Le cas du Mali  a été présenté par  Mr Diabaté Nfa, Vice Président du Parti Ecologiste du Mali et Maire de Tienfala. Le mode de scrutin en vigueur  au Mali est le mode de scrutin  majoritaire à deux tours pour  l’élection présidentielle et le mode de scrutin proportionnel pour les élections législatives, communales, régionales et  les conseils de cercle.

Le dispositif de gestion et d’encadrement des élections est constitué par la Cour constitutionnelle gardienne de la constitutionnalité des lois, le Ministère de l’administration territoriale qui s’occupe des urnes, isoloirs et responsable de la proclamation des résultats provisoires ; la CENI et ses démembrements  qui contrôlent le processus électoral dans toutes les communes.

La Délégation générale des élections s’occupe des mises à jour du fichier électoral et de l’audit.

Les contentieux électoraux sont gérés par les Tribunaux de première instance. Pour les contentieux du jour des élections, c’est le Tribunal administratif qui tranche. La Cour constitutionnelle constitue le dernier recours.

Enfin, le Cas du Rwanda a été  présenté par Dr Frank Habineza, Président du « Democratic Green Party of Rwanda ». Compte tenu de son passé tragique (génocide de 1994), le RWANDA était dirigé par un gouvernement d’union nationale entre 1994 et 2003. A partir de 2003, à la faveur d’une  réforme constitutionnelle, le parti qui gagne l’élection  présidentielle partage 50% des postes au niveau du gouvernement avec les partis ayant des représentants à l’Assemblée nationale. Le Sénat est élu au suffrage indirect, tandis que le parlement est mis en place grâce au suffrage universel direct. Le mode de scrutin rwandais en vigueur est le mode de scrutin majoritaire à deux tours pour l’élection présidentielle. Pour le règlement des contentieux électoraux, c’est la Cour suprême qui est compétente.

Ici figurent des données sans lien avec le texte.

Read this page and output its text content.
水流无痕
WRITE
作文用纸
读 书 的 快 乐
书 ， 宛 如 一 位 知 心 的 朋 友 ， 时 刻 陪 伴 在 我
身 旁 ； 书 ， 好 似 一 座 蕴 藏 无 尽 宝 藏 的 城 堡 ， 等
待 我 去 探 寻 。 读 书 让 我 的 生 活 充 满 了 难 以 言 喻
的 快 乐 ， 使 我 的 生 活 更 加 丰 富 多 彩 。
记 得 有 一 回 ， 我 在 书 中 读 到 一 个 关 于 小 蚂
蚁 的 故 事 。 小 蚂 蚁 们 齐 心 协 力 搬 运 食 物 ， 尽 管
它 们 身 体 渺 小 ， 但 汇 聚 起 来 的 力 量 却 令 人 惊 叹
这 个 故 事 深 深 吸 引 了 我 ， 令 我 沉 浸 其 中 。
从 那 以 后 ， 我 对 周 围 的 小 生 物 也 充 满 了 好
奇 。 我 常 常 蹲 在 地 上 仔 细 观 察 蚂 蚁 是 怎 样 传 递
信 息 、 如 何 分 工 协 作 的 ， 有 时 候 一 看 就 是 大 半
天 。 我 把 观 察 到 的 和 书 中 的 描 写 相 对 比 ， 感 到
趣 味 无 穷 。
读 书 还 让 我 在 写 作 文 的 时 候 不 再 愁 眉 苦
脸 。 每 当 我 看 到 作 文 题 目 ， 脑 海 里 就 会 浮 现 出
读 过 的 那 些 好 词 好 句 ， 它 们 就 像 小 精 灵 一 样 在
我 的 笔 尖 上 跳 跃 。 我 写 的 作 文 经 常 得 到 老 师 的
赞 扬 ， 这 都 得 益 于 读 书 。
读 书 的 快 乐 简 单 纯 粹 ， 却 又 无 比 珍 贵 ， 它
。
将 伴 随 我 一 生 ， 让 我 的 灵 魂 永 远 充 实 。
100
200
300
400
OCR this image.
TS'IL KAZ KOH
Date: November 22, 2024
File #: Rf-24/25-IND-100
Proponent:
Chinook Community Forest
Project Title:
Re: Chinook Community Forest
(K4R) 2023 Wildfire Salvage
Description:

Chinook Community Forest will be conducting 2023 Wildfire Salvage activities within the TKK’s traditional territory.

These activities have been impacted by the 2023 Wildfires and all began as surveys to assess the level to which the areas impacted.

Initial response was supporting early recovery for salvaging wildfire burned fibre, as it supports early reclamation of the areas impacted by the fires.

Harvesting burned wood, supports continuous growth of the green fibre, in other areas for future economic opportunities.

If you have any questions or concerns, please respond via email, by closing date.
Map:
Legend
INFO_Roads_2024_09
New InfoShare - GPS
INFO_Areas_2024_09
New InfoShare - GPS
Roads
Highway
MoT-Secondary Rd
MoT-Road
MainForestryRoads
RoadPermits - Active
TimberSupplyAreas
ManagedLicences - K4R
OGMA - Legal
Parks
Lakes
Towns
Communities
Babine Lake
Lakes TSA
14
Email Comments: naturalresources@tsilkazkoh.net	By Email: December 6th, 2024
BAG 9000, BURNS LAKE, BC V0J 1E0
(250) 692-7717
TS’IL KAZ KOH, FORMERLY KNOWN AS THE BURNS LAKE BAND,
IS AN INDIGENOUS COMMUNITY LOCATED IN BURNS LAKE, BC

En marge des travaux, les réseaux des jeunes et des femmes membres de la fédération des partis écologistes et Verts d’Afrique de l’Ouest ont tenu leurs réunions respectives pour faire le bilan de leurs activités et déterminer les futures activités.

Les participants  du Bénin étaient invités en qualité d’observateurs. Ils s’étaient engagés à créer un parti Vert au Bénin et ils ont été encouragés et soutenus par les responsables des deux fédérations, continentale et régionale. 

A la lumière des débats il est clairement ressorti que les écologistes doivent mieux s’approprier les systèmes électoraux en vigueur dans leurs pays respectifs. D’autant plus que les participants ont été très édifiés par rapport aux différents systèmes électoraux en vigueur dans les pays membres de la FéPEV-RAO et au Rwanda. En somme, ils ont pris conscience de ce que la maîtrise des processus électoraux est bénéfique pour les partis écologistes et Verts qui aspirent,  également, à conquérir le pouvoir par la voie des urnes.